December 27, 2011

Apple Spice Cake

Most of the time, cake is just not as tasty as pie. Cake is too cakey. It is often too dry, too sugary, too dense, too buttery, and too-too. Pie, on the other hand, is perfection in my world. It has a perfect balance of crust and filling, flaky and sweet, and it just gets better with age. My ratio of pie to cake baking is probably three to one. It takes a special cake to win my heart over a pie and with this apple cake, I just might have one.

Therefore, I wish to prove that all that cake discrimination is mere stereotype. Enter this exquisitely balanced apple spice cake and caramel sauce. An old family recipe, this cake was adapted and edited by my mom over the many years that she baked this for her family. I remember this cake in both cake pan and Bundt pan form, with and without nuts, with and without caramel. Many apple cakes and many tests on just the right amount of fat, sugar, and spice finally coalesce into the wonderful recipe that I share today.

Use red apples, preferably Gala or Fuji (although I feel that Honeycrisp might be a little amazing). The apples should be diced, rather than sliced, grated, or pureed. Diced apples provide this cake with the most delicious texture. Rather than being soggy or dry, as too many apple cakes achieve, diced apples give off the best balance of tanginess and moisture. I also varied the ratio of oil and butter to sugar, but just a bit. The original, old-fashioned recipe calls for 1 1/2 cup oil, but I skimmed it down to just 1/2 cup butter and 1/3 cup oil. Depending on your cake texture tastes, you may want more butter or more oil. I found that with the sweet caramel of the frosting, a balance of butter and oil gave this cake a just-light texture, rather than being too oily or overwhelming the caramel flavor. Besides, butter in cake is just irreplaceable. 
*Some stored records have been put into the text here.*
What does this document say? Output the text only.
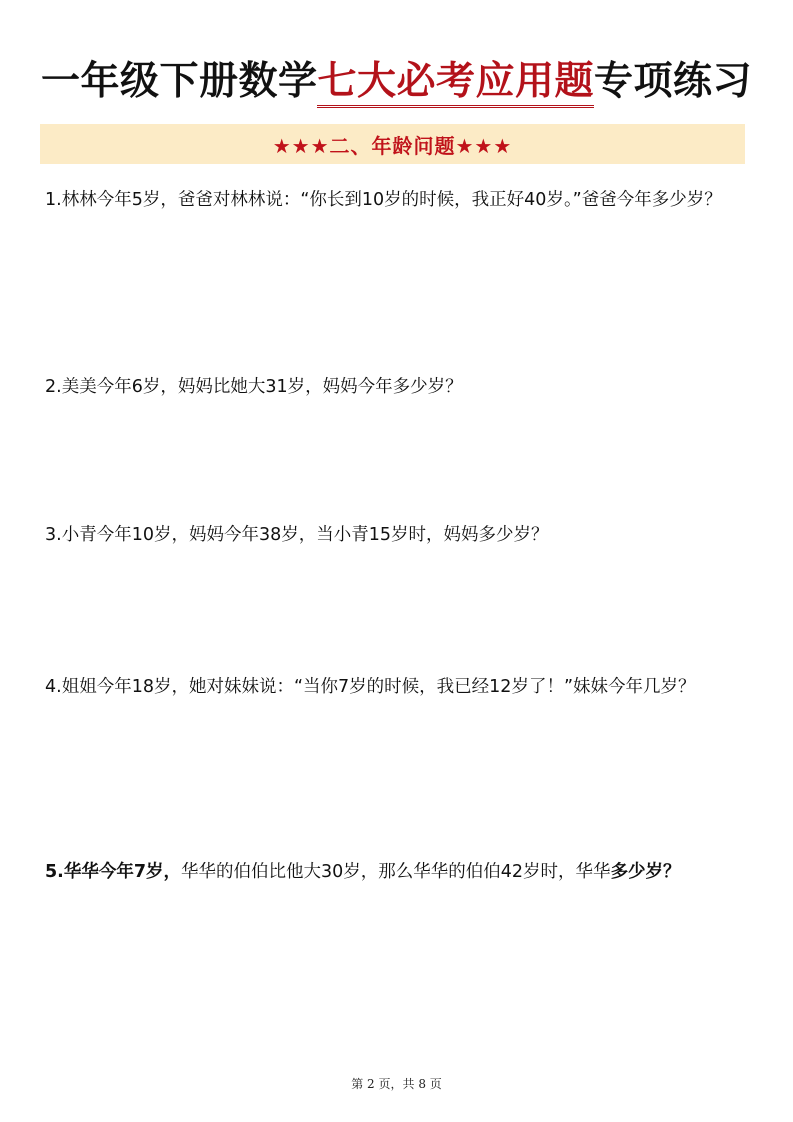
一年级下册数学七大必考应用题专项练习
★★★二、年龄问题★★★
1.林林今年5岁，爸爸对林林说：“你长到10岁的时候，我正好40岁。”爸爸今年多少岁？
2.美美今年6岁，妈妈比她大31岁，妈妈今年多少岁？
3.小青今年10岁，妈妈今年38岁，当小青15岁时，妈妈多少岁？
4.姐姐今年18岁，她对妹妹说：“当你7岁的时候，我已经12岁了！”妹妹今年几岁？
5.华华今年7岁，华华的伯伯比他大30岁，那么华华的伯伯42岁时，华华多少岁？
第 2 页，共 8 页
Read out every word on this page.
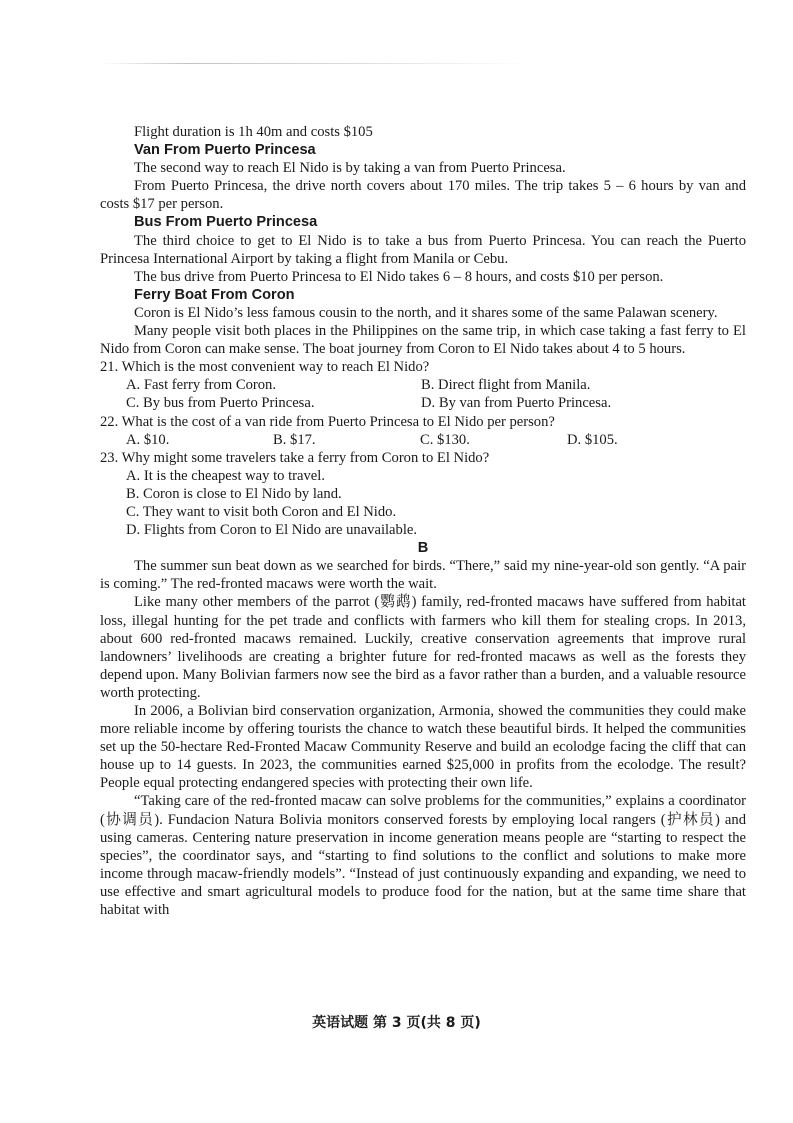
Flight duration is 1h 40m and costs $105

Van From Puerto Princesa

The second way to reach El Nido is by taking a van from Puerto Princesa.

From Puerto Princesa, the drive north covers about 170 miles. The trip takes 5 – 6 hours by van and costs $17 per person.

Bus From Puerto Princesa

The third choice to get to El Nido is to take a bus from Puerto Princesa. You can reach the Puerto Princesa International Airport by taking a flight from Manila or Cebu.

The bus drive from Puerto Princesa to El Nido takes 6 – 8 hours, and costs $10 per person.

Ferry Boat From Coron

Coron is El Nido’s less famous cousin to the north, and it shares some of the same Palawan scenery.

Many people visit both places in the Philippines on the same trip, in which case taking a fast ferry to El Nido from Coron can make sense. The boat journey from Coron to El Nido takes about 4 to 5 hours.

21. Which is the most convenient way to reach El Nido?

A. Fast ferry from Coron.	B. Direct flight from Manila.
C. By bus from Puerto Princesa.	D. By van from Puerto Princesa.

22. What is the cost of a van ride from Puerto Princesa to El Nido per person?

A. $10.	B. $17.	C. $130.	D. $105.

23. Why might some travelers take a ferry from Coron to El Nido?

A. It is the cheapest way to travel.
B. Coron is close to El Nido by land.
C. They want to visit both Coron and El Nido.
D. Flights from Coron to El Nido are unavailable.

B

The summer sun beat down as we searched for birds. “There,” said my nine-year-old son gently. “A pair is coming.” The red-fronted macaws were worth the wait.

Like many other members of the parrot (鹦鹉) family, red-fronted macaws have suffered from habitat loss, illegal hunting for the pet trade and conflicts with farmers who kill them for stealing crops. In 2013, about 600 red-fronted macaws remained. Luckily, creative conservation agreements that improve rural landowners’ livelihoods are creating a brighter future for red-fronted macaws as well as the forests they depend upon. Many Bolivian farmers now see the bird as a favor rather than a burden, and a valuable resource worth protecting.

In 2006, a Bolivian bird conservation organization, Armonia, showed the communities they could make more reliable income by offering tourists the chance to watch these beautiful birds. It helped the communities set up the 50-hectare Red-Fronted Macaw Community Reserve and build an ecolodge facing the cliff that can house up to 14 guests. In 2023, the communities earned $25,000 in profits from the ecolodge. The result? People equal protecting endangered species with protecting their own life.

“Taking care of the red-fronted macaw can solve problems for the communities,” explains a coordinator (协调员). Fundacion Natura Bolivia monitors conserved forests by employing local rangers (护林员) and using cameras. Centering nature preservation in income generation means people are “starting to respect the species”, the coordinator says, and “starting to find solutions to the conflict and solutions to make more income through macaw-friendly models”. “Instead of just continuously expanding and expanding, we need to use effective and smart agricultural models to produce food for the nation, but at the same time share that habitat with

英语试题 第 3 页(共 8 页)
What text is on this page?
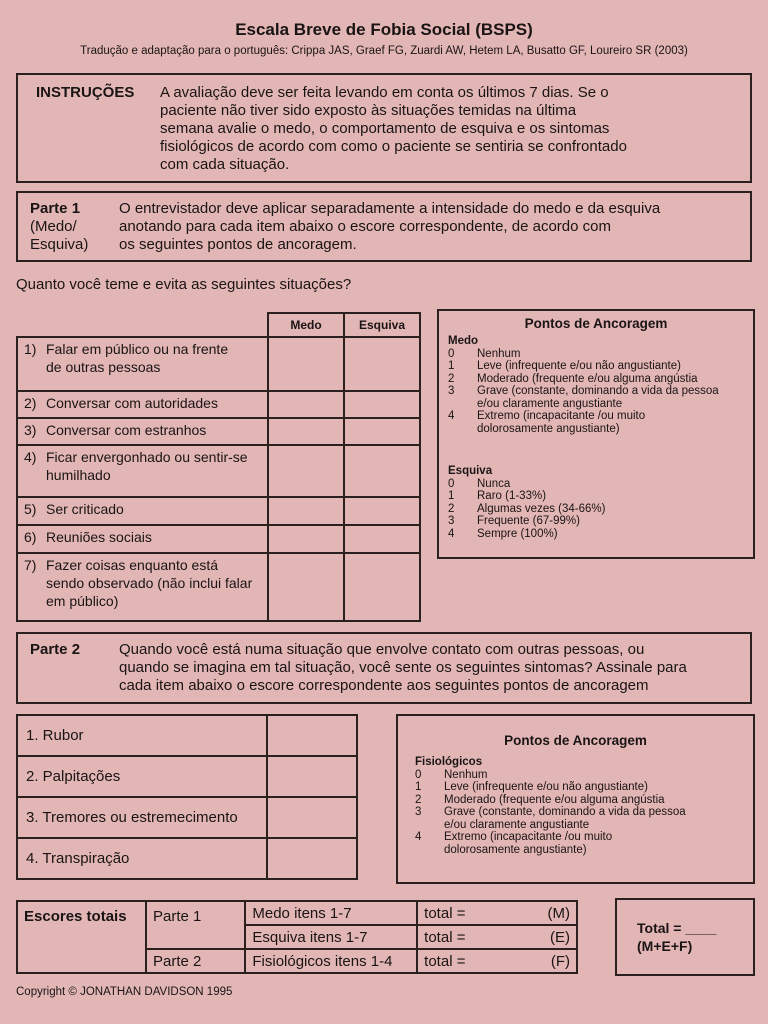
Escala Breve de Fobia Social (BSPS)
Tradução e adaptação para o português: Crippa JAS, Graef FG, Zuardi AW, Hetem LA, Busatto GF, Loureiro SR (2003)
INSTRUÇÕES A avaliação deve ser feita levando em conta os últimos 7 dias. Se o
paciente não tiver sido exposto às situações temidas na última
semana avalie o medo, o comportamento de esquiva e os sintomas
fisiológicos de acordo com como o paciente se sentiria se confrontado
com cada situação.
Parte 1
(Medo/
Esquiva)
O entrevistador deve aplicar separadamente a intensidade do medo e da esquiva
anotando para cada item abaixo o escore correspondente, de acordo com
os seguintes pontos de ancoragem.
Quanto você teme e evita as seguintes situações?
		Medo	Esquiva
1)	Falar em público ou na frente
de outras pessoas		

2)	Conversar com autoridades		

3)	Conversar com estranhos		

4)	Ficar envergonhado ou sentir-se
humilhado		

5)	Ser criticado		

6)	Reuniões sociais		

7)	Fazer coisas enquanto está
sendo observado (não inclui falar
em público)		

Pontos de Ancoragem
Medo
0	Nenhum
1	Leve (infrequente e/ou não angustiante)
2	Moderado (frequente e/ou alguma angústia
3	Grave (constante, dominando a vida da pessoa
e/ou claramente angustiante
4	Extremo (incapacitante /ou muito
dolorosamente angustiante)
Esquiva
0	Nunca
1	Raro (1-33%)
2	Algumas vezes (34-66%)
3	Frequente (67-99%)
4	Sempre (100%)
Parte 2	Quando você está numa situação que envolve contato com outras pessoas, ou
quando se imagina em tal situação, você sente os seguintes sintomas? Assinale para
cada item abaixo o escore correspondente aos seguintes pontos de ancoragem
1. Rubor	
2. Palpitações	
3. Tremores ou estremecimento	
4. Transpiração	
Pontos de Ancoragem
Fisiológicos
0	Nenhum
1	Leve (infrequente e/ou não angustiante)
2	Moderado (frequente e/ou alguma angústia
3	Grave (constante, dominando a vida da pessoa
e/ou claramente angustiante
4	Extremo (incapacitante /ou muito
dolorosamente angustiante)
Escores totais	Parte 1	Medo itens 1-7	total = (M)

		Esquiva itens 1-7	total = (E)

	Parte 2	Fisiológicos itens 1-4	total = (F)
Total = ____
(M+E+F)
Copyright © JONATHAN DAVIDSON 1995
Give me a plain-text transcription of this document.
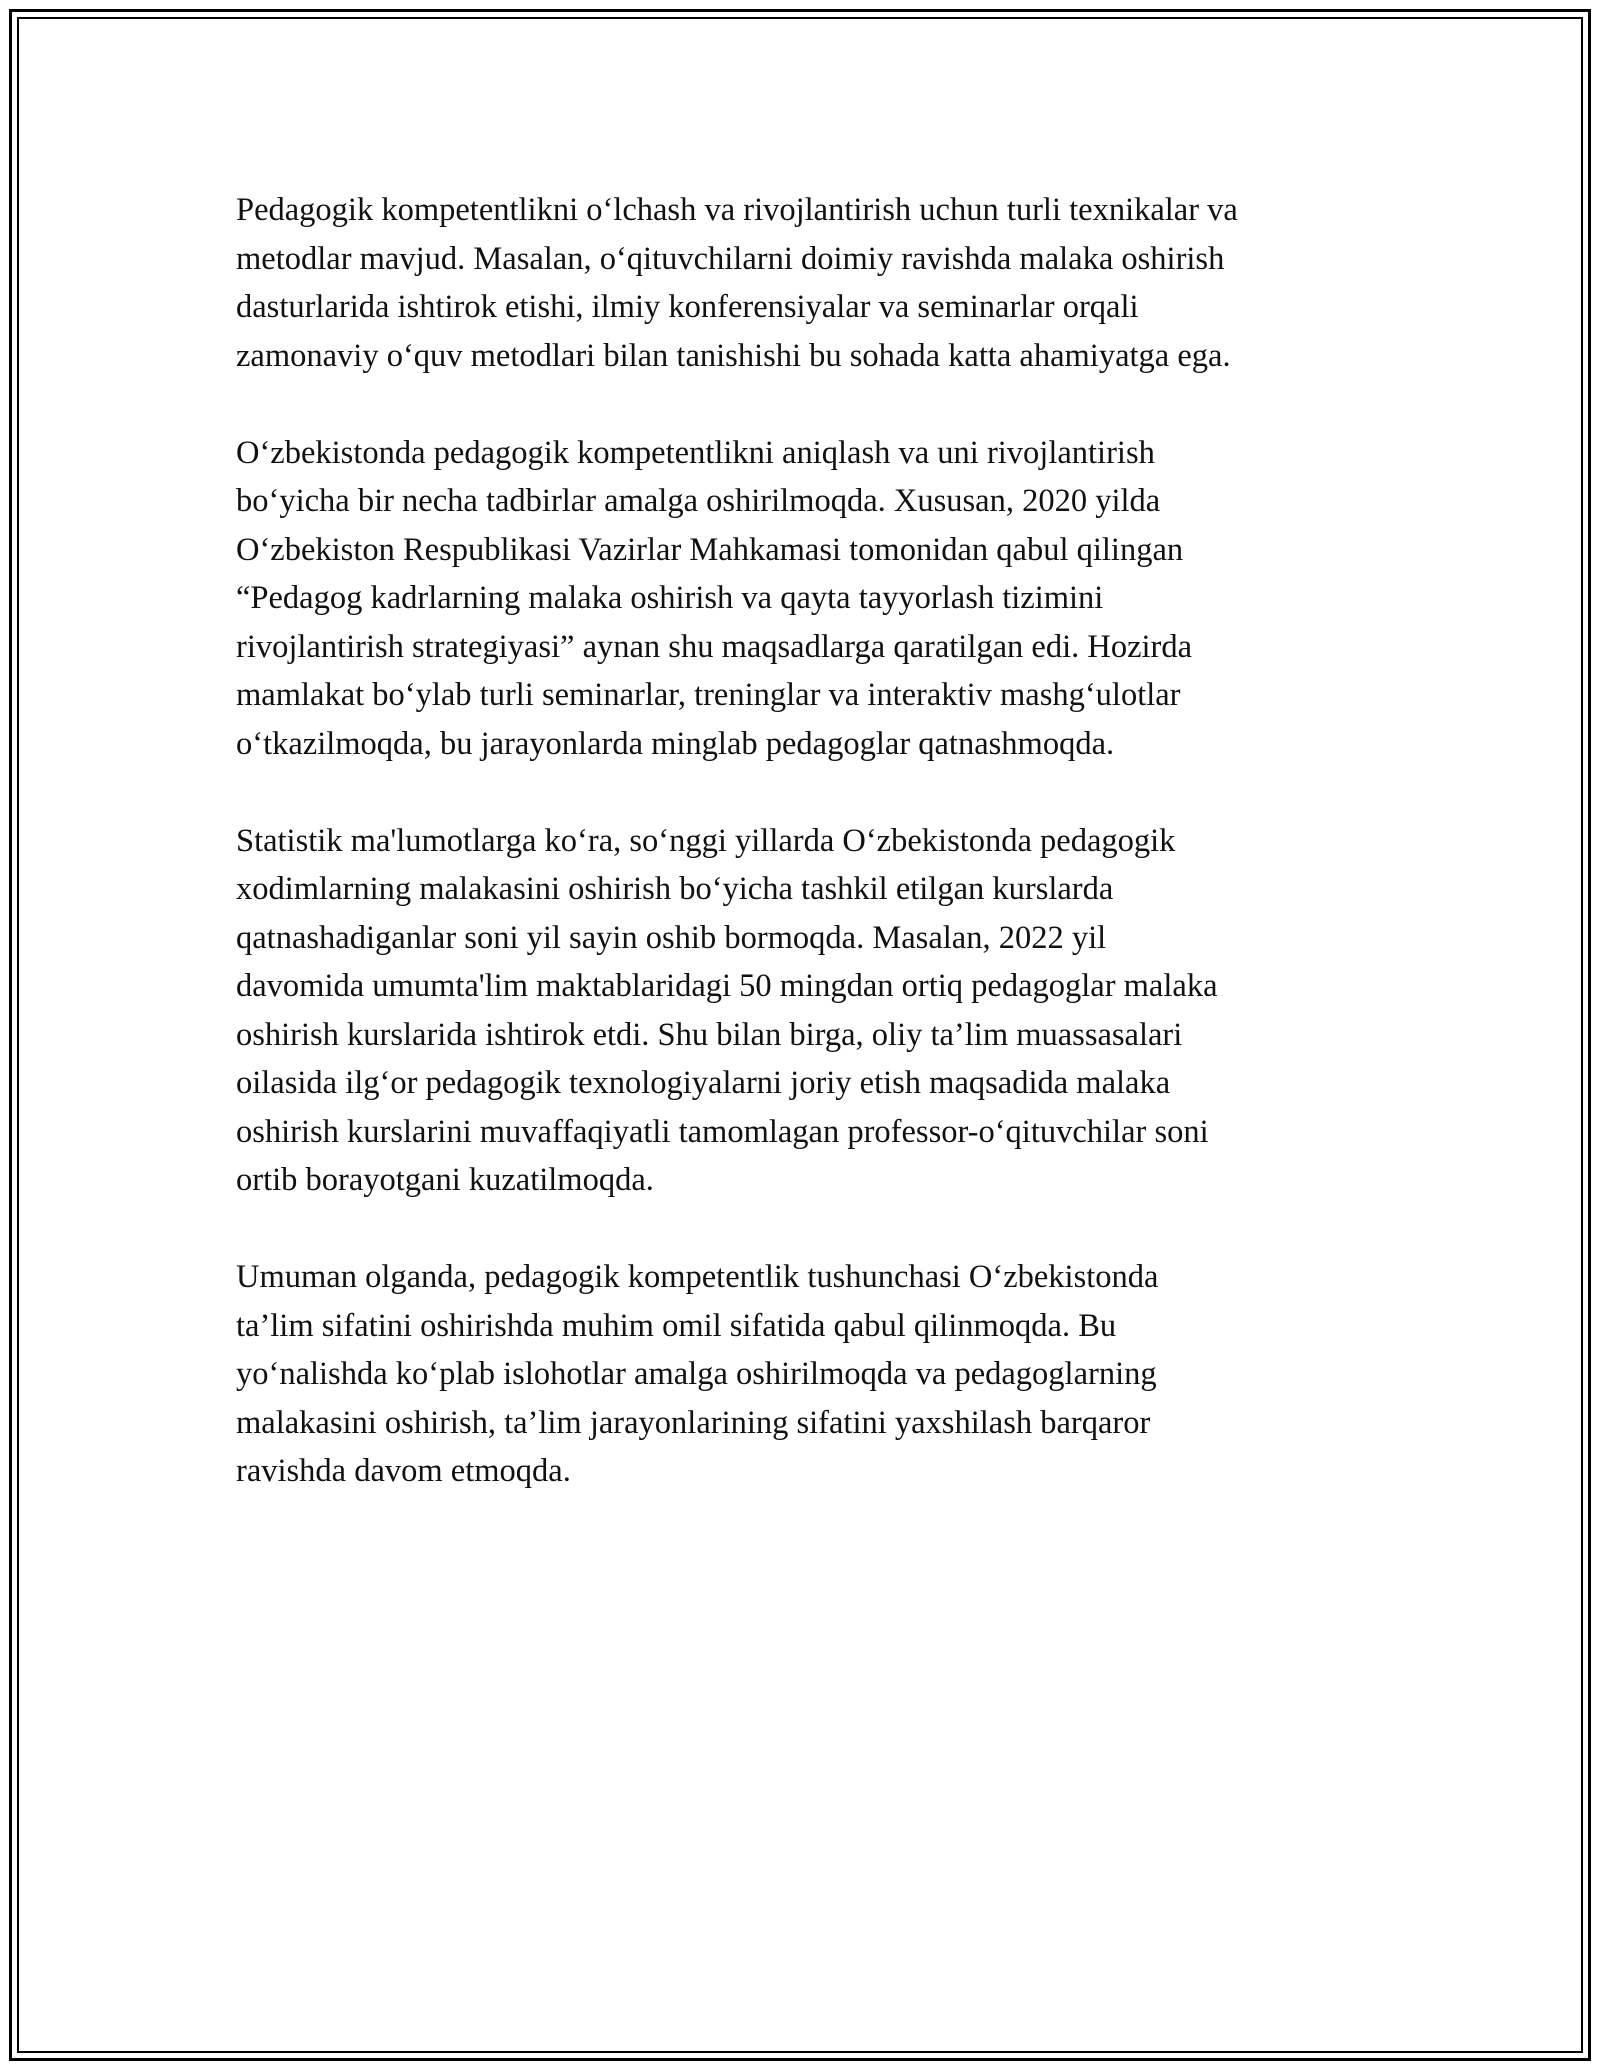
Pedagogik kompetentlikni o‘lchash va rivojlantirish uchun turli texnikalar va
metodlar mavjud. Masalan, o‘qituvchilarni doimiy ravishda malaka oshirish
dasturlarida ishtirok etishi, ilmiy konferensiyalar va seminarlar orqali
zamonaviy o‘quv metodlari bilan tanishishi bu sohada katta ahamiyatga ega.

O‘zbekistonda pedagogik kompetentlikni aniqlash va uni rivojlantirish
bo‘yicha bir necha tadbirlar amalga oshirilmoqda. Xususan, 2020 yilda
O‘zbekiston Respublikasi Vazirlar Mahkamasi tomonidan qabul qilingan
“Pedagog kadrlarning malaka oshirish va qayta tayyorlash tizimini
rivojlantirish strategiyasi” aynan shu maqsadlarga qaratilgan edi. Hozirda
mamlakat bo‘ylab turli seminarlar, treninglar va interaktiv mashg‘ulotlar
o‘tkazilmoqda, bu jarayonlarda minglab pedagoglar qatnashmoqda.

Statistik ma'lumotlarga ko‘ra, so‘nggi yillarda O‘zbekistonda pedagogik
xodimlarning malakasini oshirish bo‘yicha tashkil etilgan kurslarda
qatnashadiganlar soni yil sayin oshib bormoqda. Masalan, 2022 yil
davomida umumta'lim maktablaridagi 50 mingdan ortiq pedagoglar malaka
oshirish kurslarida ishtirok etdi. Shu bilan birga, oliy ta’lim muassasalari
oilasida ilg‘or pedagogik texnologiyalarni joriy etish maqsadida malaka
oshirish kurslarini muvaffaqiyatli tamomlagan professor-o‘qituvchilar soni
ortib borayotgani kuzatilmoqda.

Umuman olganda, pedagogik kompetentlik tushunchasi O‘zbekistonda
ta’lim sifatini oshirishda muhim omil sifatida qabul qilinmoqda. Bu
yo‘nalishda ko‘plab islohotlar amalga oshirilmoqda va pedagoglarning
malakasini oshirish, ta’lim jarayonlarining sifatini yaxshilash barqaror
ravishda davom etmoqda.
This apple cake might prompt a cake renaissance - a cakeaissance, if you will. Serve it plain, slightly warm, with or without vanilla ice cream. I find that it needs no other gussying up than a plate and a fork. Have it by a warm fire while watching True Grit (a fine Arkansas tradition) and don't be afraid to adapt it to your own tastes. Scale down the spices if you're not a big spice person; I personally find that allspice and cloves added to apples and caramel give this cake the perfect wintery taste. 

Apple Spice Cake

1/2 cup (1 stick) butter, softened
1/3 cup canola oil
2 cups sugar
3 eggs
3 cups flour
1 1/2 teaspoons baking soda
1/2 teaspoon salt
1 heaping teaspoon cinnamon
3/4 teaspoon allspice
3/4 teaspoon ground cloves
3 cups apples, diced into 1/4-inch cubes

Preheat oven to 325 F. In a stand mixer, beat butter, oil, and sugar until well blended. Add eggs, one at a time, and add vanilla. In a separate bowl, whisk together flour, soda, salt, and spices. Gradually add half the flour mixture to butter mixture and mix for about 5 seconds, until flour is blended. Add half of the apples and mix for another 5 seconds. Finish with remaining flour and apples. Do not overmix. 

The batter will be fairly thick - thicker than your average cake batter. Pour into a greased Bundt cake pan and bake for 1 hour. Cool for about 10 minutes in the pan then transfer to wire rack to finish cooling. When cake is still slightly warm, add caramel sauce. 

Caramel Sauce

1 stick butter
2 cups brown sugar
1/2 cup half & half
pinch salt

In a saucepan over medium heat, melt butter, sugar, and half & half. Bring to a boil, stirring constantly, until temperature reaches about 230 on a candy thermometer. Take caramel off heat and let stand to thicken for a few minutes until thick enough to pour over cake. Allow sauce to cool on cake for at least an hour before serving.